ESQUADRÃO ANTIBOMBAS TRABALHANDO A TODO VAPOR


O esquadrão antibombas das Forças de Segurança Interna vem trabalhando em ritmo acelerado e sob a crescente pressão, diante dos frequentes receios de ataques, e suspeitas, de carros-bomba. Segundo informou um oficial da divisão, eles vêm treinando diversos oficiais, o que leva certo tempo, e por isso, vêm enfrentando dificuldades para atender a demanda de até mil ligações por dia, relatando sobre carros suspeitos.

O esquadrão antibombas, durante o procedimento de treinamento, realiza curso acadêmico com seus aspirantes, com duração de seis meses, na sequência, passam pelo treinamento prático, com duração de dois anos e meio, e ao término, recebem apoio de países europeus, dos EUA, e países árabes, como a Jordânia, por exemplo, na fase de formação. A divisão conta ainda, com o apoio do Exército na realização das investigações. 

A divisão do esquadrão antibombas, baseada em Beirute, requer ainda outras especializações não reveladas pelo oficial, e afirma a necessidade de se criar subdivisões do esquadrão em cada governadoria, para oferecer atendimentos fora da capital, sem descentralizar o contingente da capital. Os proprietários dos veículos suspeitos, em sua maioria, são rastreados pelas autoridades pela placa do veículo, porém, quando o proprietário não é localizado, o esquadrão é acionado para abrir o veículo e preparar-se para desarmar uma possível bomba. 

Em centenas de atendimentos realizados, sobre carros suspeitos, não foi encontrado nenhum explosivo, mas o esquadrão incita a população a manter-se vigilante, e pede também aos proprietários, que coloquem suas informações de contato no para-brisa dos veículos estacionados. Em contra partida, pessoas que tiveram seus carros danificados pelo esquadrão, para conferir as suspeitas, reclamam dos danos causados em seus veículos, e reclamam também, do tratamento que lhes é dado, diante de suas reclamações. 

O esquadrão, porém afirma que arrombar um veículo é o ultimo recurso utilizado pela divisão, para conferir uma suspeita de bomba em veículos que são estacionados em um determinado local, e para os quais, não há nenhum aparato de segurança que os permita localizar informações ou o proprietário do veículo.
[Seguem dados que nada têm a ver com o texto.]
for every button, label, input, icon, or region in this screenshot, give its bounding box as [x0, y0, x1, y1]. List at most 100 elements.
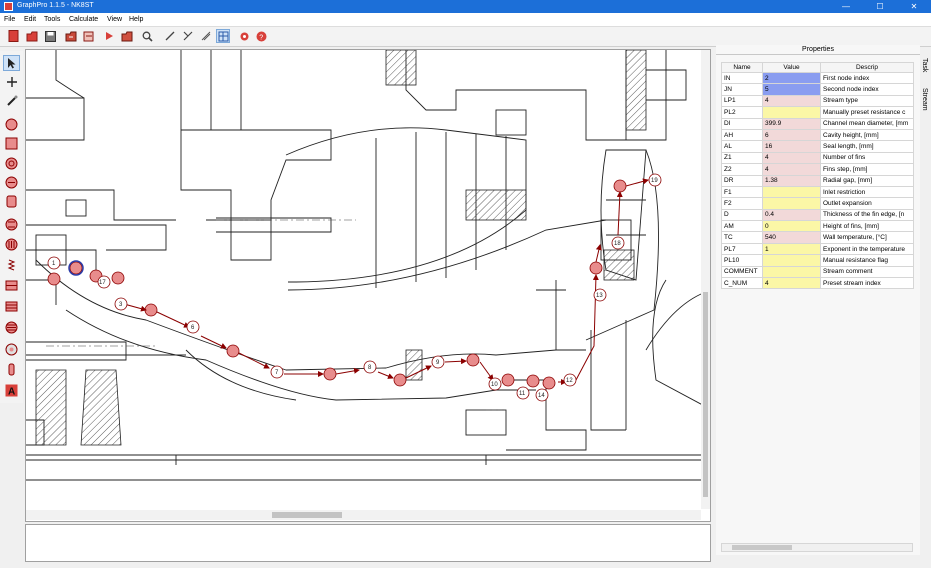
property-value[interactable]: 4 [762, 151, 821, 165]
property-value[interactable]: 0 [762, 220, 821, 233]
open-folder-icon[interactable] [120, 29, 134, 43]
property-description: Channel mean diameter, [mm [820, 117, 914, 130]
column-header-name[interactable]: Name [721, 62, 763, 73]
open-file-icon[interactable] [25, 29, 39, 43]
property-row[interactable]: LP1 4 Stream type [721, 94, 914, 108]
labyrinth-element-icon[interactable] [3, 236, 20, 252]
select-arrow-icon[interactable] [3, 55, 20, 71]
vertical-scroll-thumb[interactable] [703, 292, 708, 497]
output-pane[interactable] [25, 524, 711, 562]
property-value[interactable]: 4 [762, 163, 821, 176]
property-row[interactable]: F2 Outlet expansion [721, 197, 914, 210]
title-bar: GraphPro 1.1.5 - NK8ST — ☐ ✕ [0, 0, 931, 13]
menu-edit[interactable]: Edit [24, 16, 36, 23]
property-description: Seal length, [mm] [820, 140, 914, 153]
settings-icon[interactable] [237, 29, 251, 43]
brush-icon[interactable] [3, 93, 20, 109]
column-header-description[interactable]: Descrip [820, 62, 914, 73]
measure-tool-icon[interactable] [199, 29, 213, 43]
property-row[interactable]: AM 0 Height of fins, [mm] [721, 220, 914, 233]
menu-help[interactable]: Help [129, 16, 143, 23]
vertical-element-icon[interactable] [3, 361, 20, 377]
property-row[interactable]: Z2 4 Fins step, [mm] [721, 163, 914, 176]
menu-view[interactable]: View [107, 16, 122, 23]
property-row[interactable]: AH 6 Cavity height, [mm] [721, 128, 914, 142]
property-value[interactable]: 2 [762, 71, 821, 85]
property-row[interactable]: AL 16 Seal length, [mm] [721, 140, 914, 153]
grid-view-icon[interactable] [216, 29, 230, 43]
tab-stream[interactable]: Stream [921, 88, 928, 111]
property-value[interactable] [762, 265, 821, 279]
menu-file[interactable]: File [4, 16, 15, 23]
property-value[interactable]: 399.9 [762, 117, 821, 130]
canvas-vertical-scrollbar[interactable] [701, 50, 710, 509]
node-label-11: 11 [519, 391, 526, 397]
zoom-icon[interactable] [140, 29, 154, 43]
property-row[interactable]: PL7 1 Exponent in the temperature [721, 242, 914, 256]
property-value[interactable] [762, 185, 821, 199]
menu-calculate[interactable]: Calculate [69, 16, 98, 23]
toolbar: ? [0, 27, 931, 47]
property-value[interactable] [762, 254, 821, 267]
horizontal-scroll-thumb[interactable] [272, 512, 342, 518]
property-row[interactable]: DR 1.38 Radial gap, [mm] [721, 174, 914, 187]
property-description: Height of fins, [mm] [820, 220, 914, 233]
orifice-element-icon[interactable] [3, 193, 20, 209]
properties-horizontal-scrollbar[interactable] [721, 543, 913, 552]
property-value[interactable]: 1 [762, 242, 821, 256]
circle-node-icon[interactable] [3, 116, 20, 132]
property-row[interactable]: PL2 Manually preset resistance c [721, 106, 914, 119]
menu-tools[interactable]: Tools [44, 16, 60, 23]
property-value[interactable]: 16 [762, 140, 821, 153]
close-button[interactable]: ✕ [897, 0, 931, 13]
minimize-button[interactable]: — [829, 0, 863, 13]
property-row[interactable]: COMMENT Stream comment [721, 265, 914, 279]
gap-element-icon[interactable] [3, 277, 20, 293]
property-row[interactable]: DI 399.9 Channel mean diameter, [mm [721, 117, 914, 130]
new-file-icon[interactable] [6, 29, 20, 43]
property-row[interactable]: TC 540 Wall temperature, [°C] [721, 231, 914, 244]
property-value[interactable]: 6 [762, 128, 821, 142]
property-value[interactable]: 1.38 [762, 174, 821, 187]
tab-task[interactable]: Task [921, 58, 928, 72]
property-value[interactable]: 4 [762, 277, 821, 290]
property-row[interactable]: Z1 4 Number of fins [721, 151, 914, 165]
canvas-horizontal-scrollbar[interactable] [26, 510, 701, 520]
line-tool-icon[interactable] [163, 29, 177, 43]
disk-element-icon[interactable] [3, 319, 20, 335]
export-icon[interactable] [82, 29, 96, 43]
drawing-canvas[interactable]: 1 17 3 6 7 8 9 10 11 12 13 14 18 19 [25, 49, 711, 522]
split-tool-icon[interactable] [181, 29, 195, 43]
property-value[interactable]: 540 [762, 231, 821, 244]
import-icon[interactable] [64, 29, 78, 43]
square-node-icon[interactable] [3, 135, 20, 151]
column-header-value[interactable]: Value [762, 62, 821, 73]
property-row[interactable]: C_NUM 4 Preset stream index [721, 277, 914, 290]
node-gray-icon[interactable] [3, 341, 20, 357]
property-value[interactable] [762, 106, 821, 119]
maximize-button[interactable]: ☐ [863, 0, 897, 13]
properties-scroll-thumb[interactable] [732, 545, 792, 550]
property-value[interactable]: 0.4 [762, 208, 821, 222]
move-icon[interactable] [3, 74, 20, 90]
property-row[interactable]: JN 5 Second node index [721, 83, 914, 96]
channel-element-icon[interactable] [3, 298, 20, 314]
property-description: Stream type [820, 94, 914, 108]
pipe-element-icon[interactable] [3, 174, 20, 190]
property-value[interactable] [762, 197, 821, 210]
save-icon[interactable] [43, 29, 57, 43]
property-row[interactable]: F1 Inlet restriction [721, 185, 914, 199]
property-name: Z2 [721, 163, 763, 176]
ring-node-icon[interactable] [3, 155, 20, 171]
property-row[interactable]: PL10 Manual resistance flag [721, 254, 914, 267]
help-icon[interactable]: ? [254, 29, 268, 43]
spring-element-icon[interactable] [3, 257, 20, 273]
text-tool-icon[interactable]: A [3, 382, 20, 398]
property-value[interactable]: 4 [762, 94, 821, 108]
property-value[interactable]: 5 [762, 83, 821, 96]
property-row[interactable]: D 0.4 Thickness of the fin edge, [n [721, 208, 914, 222]
side-tabs: Task Stream [920, 58, 931, 118]
property-row[interactable]: IN 2 First node index [721, 71, 914, 85]
run-icon[interactable] [102, 29, 116, 43]
seal-element-icon[interactable] [3, 216, 20, 232]
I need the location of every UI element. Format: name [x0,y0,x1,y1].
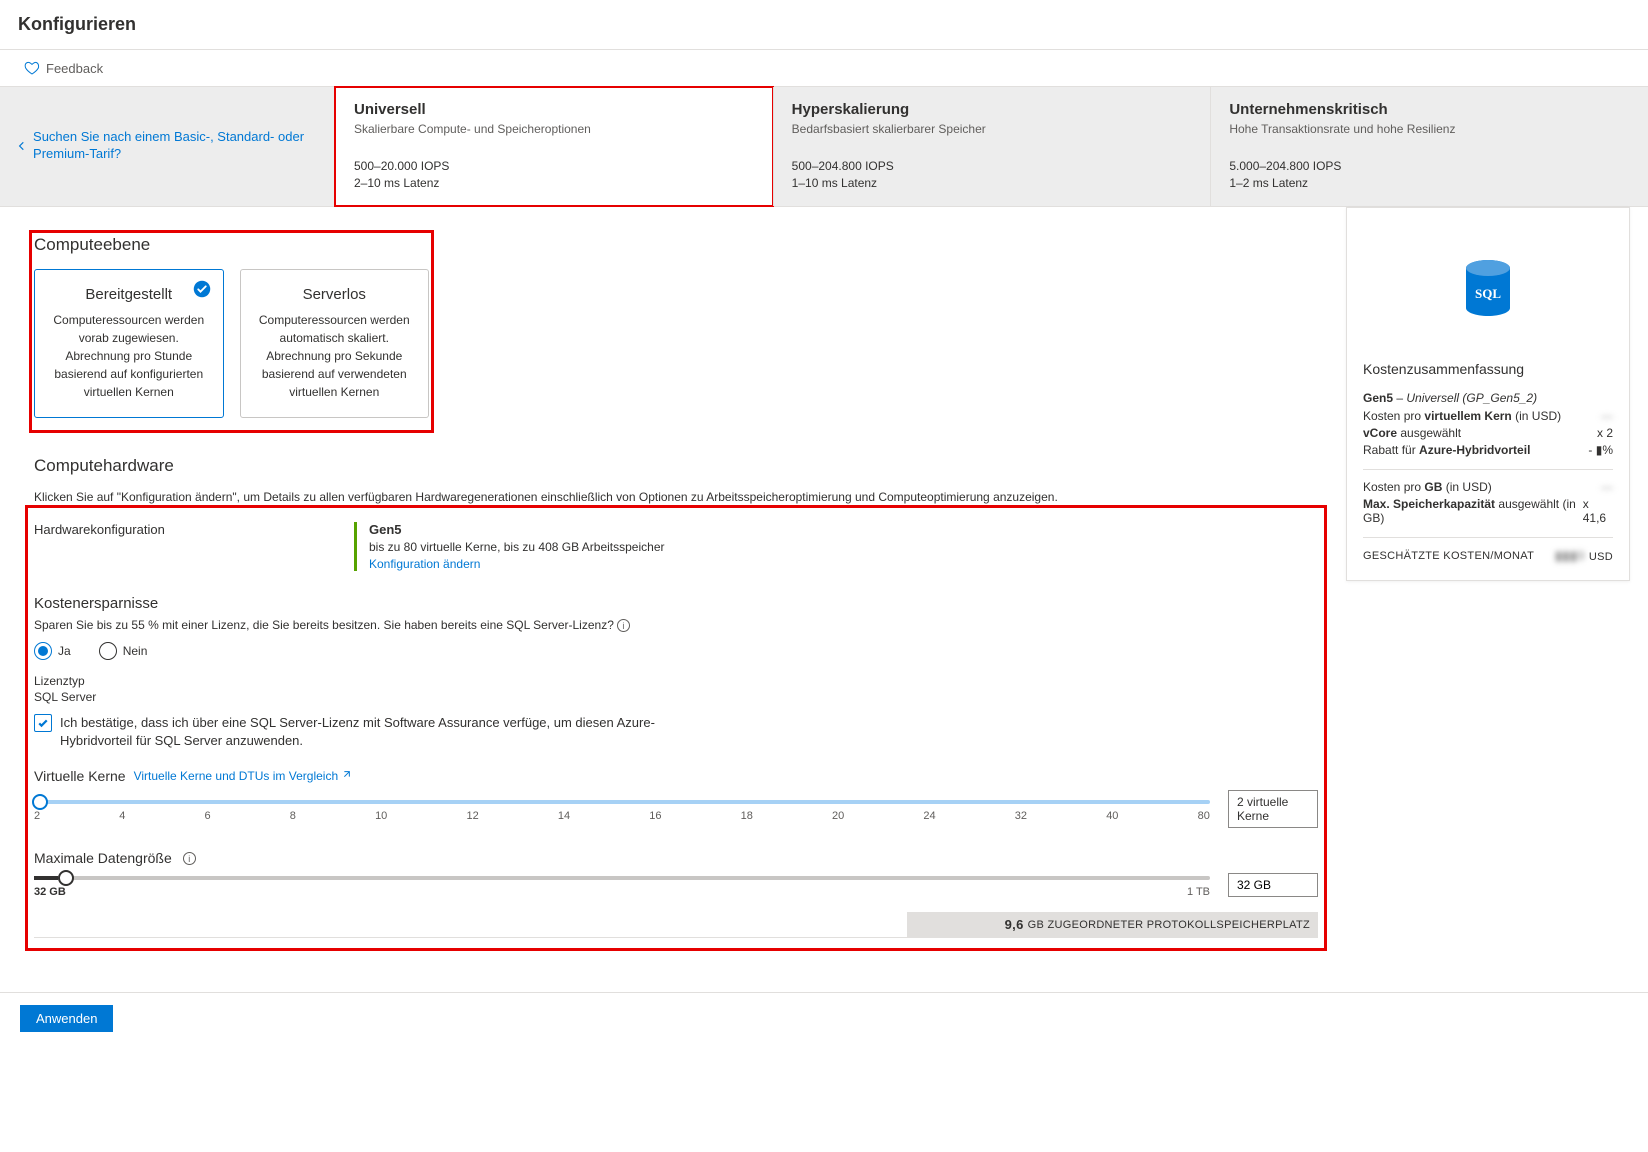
tier-unternehmenskritisch[interactable]: Unternehmenskritisch Hohe Transaktionsra… [1210,87,1648,206]
tier-title: Hyperskalierung [792,101,1193,118]
cost-vcore-selected: vCore ausgewählt x 2 [1363,426,1613,440]
info-icon[interactable]: i [617,619,630,632]
apply-button[interactable]: Anwenden [20,1005,113,1032]
tier-spec-iops: 500–20.000 IOPS [354,158,755,175]
compute-hw-desc: Klicken Sie auf "Konfiguration ändern", … [34,490,1318,504]
log-allocation-bar: 9,6 GB ZUGEORDNETER PROTOKOLLSPEICHERPLA… [34,912,1318,938]
feedback-label: Feedback [46,61,103,76]
compute-card-line2: Abrechnung pro Stunde basierend auf konf… [47,347,211,401]
page-header: Konfigurieren [0,0,1648,50]
radio-ja[interactable]: Ja [34,642,71,660]
vcores-heading: Virtuelle Kerne [34,768,126,784]
cost-hybrid-discount: Rabatt für Azure-Hybridvorteil - ▮% [1363,443,1613,457]
radio-ja-label: Ja [58,644,71,658]
savings-heading: Kostenersparnisse [34,595,1318,612]
compute-card-line1: Computeressourcen werden vorab zugewiese… [47,311,211,347]
tier-subtitle: Bedarfsbasiert skalierbarer Speicher [792,122,1193,136]
tier-title: Universell [354,101,755,118]
selected-check-icon [193,280,211,298]
tier-spec-iops: 5.000–204.800 IOPS [1229,158,1630,175]
hw-spec: bis zu 80 virtuelle Kerne, bis zu 408 GB… [369,540,665,554]
check-icon [37,717,49,729]
hw-name: Gen5 [369,522,665,537]
cost-summary-panel: SQL Kostenzusammenfassung Gen5 – Univers… [1346,207,1630,581]
vcores-compare-link[interactable]: Virtuelle Kerne und DTUs im Vergleich [134,769,352,783]
datasize-heading: Maximale Datengröße [34,850,172,866]
cost-heading: Kostenzusammenfassung [1363,361,1613,377]
external-link-icon [341,770,351,780]
tier-selector: Suchen Sie nach einem Basic-, Standard- … [0,86,1648,207]
chevron-left-icon [16,139,27,153]
tier-spec-latency: 1–2 ms Latenz [1229,175,1630,192]
compute-card-serverlos[interactable]: Serverlos Computeressourcen werden autom… [240,269,430,418]
sql-database-icon: SQL [1461,258,1515,318]
cost-total: GESCHÄTZTE KOSTEN/MONAT ▮▮▮9USD [1363,548,1613,564]
change-config-link[interactable]: Konfiguration ändern [369,557,665,571]
tier-universell[interactable]: Universell Skalierbare Compute- und Spei… [335,87,773,206]
tier-subtitle: Hohe Transaktionsrate und hohe Resilienz [1229,122,1630,136]
compute-hw-heading: Computehardware [34,456,1318,476]
datasize-slider-thumb[interactable] [58,870,74,886]
license-type-label: Lizenztyp [34,674,1318,688]
cost-sku: Gen5 – Universell (GP_Gen5_2) [1363,391,1613,405]
datasize-value-input[interactable] [1228,873,1318,897]
datasize-ticks: 32 GB 1 TB [34,886,1210,898]
cost-per-core: Kosten pro virtuellem Kern (in USD) — [1363,409,1613,423]
radio-nein[interactable]: Nein [99,642,148,660]
page-title: Konfigurieren [18,14,1630,35]
svg-text:SQL: SQL [1475,286,1501,301]
vcores-ticks: 246810121416182024324080 [34,810,1210,822]
vcores-value: 2 virtuelle Kerne [1228,790,1318,828]
tier-subtitle: Skalierbare Compute- und Speicheroptione… [354,122,755,136]
vcores-slider-thumb[interactable] [32,794,48,810]
info-icon[interactable]: i [183,852,196,865]
tier-hyperskalierung[interactable]: Hyperskalierung Bedarfsbasiert skalierba… [773,87,1211,206]
tier-title: Unternehmenskritisch [1229,101,1630,118]
compute-card-title: Bereitgestellt [47,286,211,303]
license-type-value: SQL Server [34,690,1318,704]
back-link-text: Suchen Sie nach einem Basic-, Standard- … [33,129,319,163]
back-link-cell[interactable]: Suchen Sie nach einem Basic-, Standard- … [0,87,335,206]
confirm-text: Ich bestätige, dass ich über eine SQL Se… [60,714,680,750]
tier-spec-iops: 500–204.800 IOPS [792,158,1193,175]
compute-tier-heading: Computeebene [34,235,429,255]
heart-icon [24,60,40,76]
hw-config-label: Hardwarekonfiguration [34,522,314,571]
tier-spec-latency: 1–10 ms Latenz [792,175,1193,192]
cost-max-storage: Max. Speicherkapazität ausgewählt (in GB… [1363,497,1613,525]
cost-per-gb: Kosten pro GB (in USD) — [1363,480,1613,494]
compute-card-line1: Computeressourcen werden automatisch ska… [253,311,417,347]
feedback-link[interactable]: Feedback [0,50,1648,86]
tier-spec-latency: 2–10 ms Latenz [354,175,755,192]
vcores-slider-track[interactable] [34,800,1210,804]
radio-nein-label: Nein [123,644,148,658]
compute-card-title: Serverlos [253,286,417,303]
datasize-slider-track[interactable] [34,876,1210,880]
compute-card-line2: Abrechnung pro Sekunde basierend auf ver… [253,347,417,401]
confirm-checkbox[interactable] [34,714,52,732]
compute-card-bereitgestellt[interactable]: Bereitgestellt Computeressourcen werden … [34,269,224,418]
savings-desc: Sparen Sie bis zu 55 % mit einer Lizenz,… [34,618,1318,632]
E acrescentou que carros estrangeiros não estão registrados no sistema, o que dificulta o rastreio e investigação preliminar, deixando-lhe a opção de arrombar o veiculo para conferir a suspeita.

A função do esquadrão antibombas, vai além dessas inspeções sob os veículos suspeitos, eles são responsáveis também pelas inspeções em locais e espaços usados para eventos, remoção de dispositivos explosivos não detonados, remanescentes da guerra civil e da guerra com Israel, e ainda, coletar provas após uma explosão, para determinar o tipo de material utilizado, tamanho do explosivo, e método de detonação.

O oficial afirmou que um dos grandes desafios do esquadrão vem sendo na identificação dos dispositivos utilizados, porque os fabricantes vêm usando tecnologia cada vez mais avançada, o que os obrigada a estar atentos a métodos usados pelos terroristas, que estão sempre à frente de tudo o que há de mais novo e moderno em relação a explosivos. Ele mencionou como exemplo, os explosivos de autodestruição, que deixam poucas evidências a serem coletadas. 

De acordo com o oficial do esquadrão antibombas, qualquer veiculo, de qualquer marca e modelo, pode ser usado como carro-bomba, e a população deve ficar atenta a veículos estacionados em locais incomuns, ou que estejam com placas obscuras, alteradas, ou ainda, que aparentem estar com alguma carga pesada. 

Ele acrescentou ainda, que a sociedade está diante de uma clara ameaça, e que todos devem ficar atentos à isso, e serem mais responsáveis, colocando identificações em seus veículos estacionados, e não hesitar em continuar relatando os veículos suspeitos.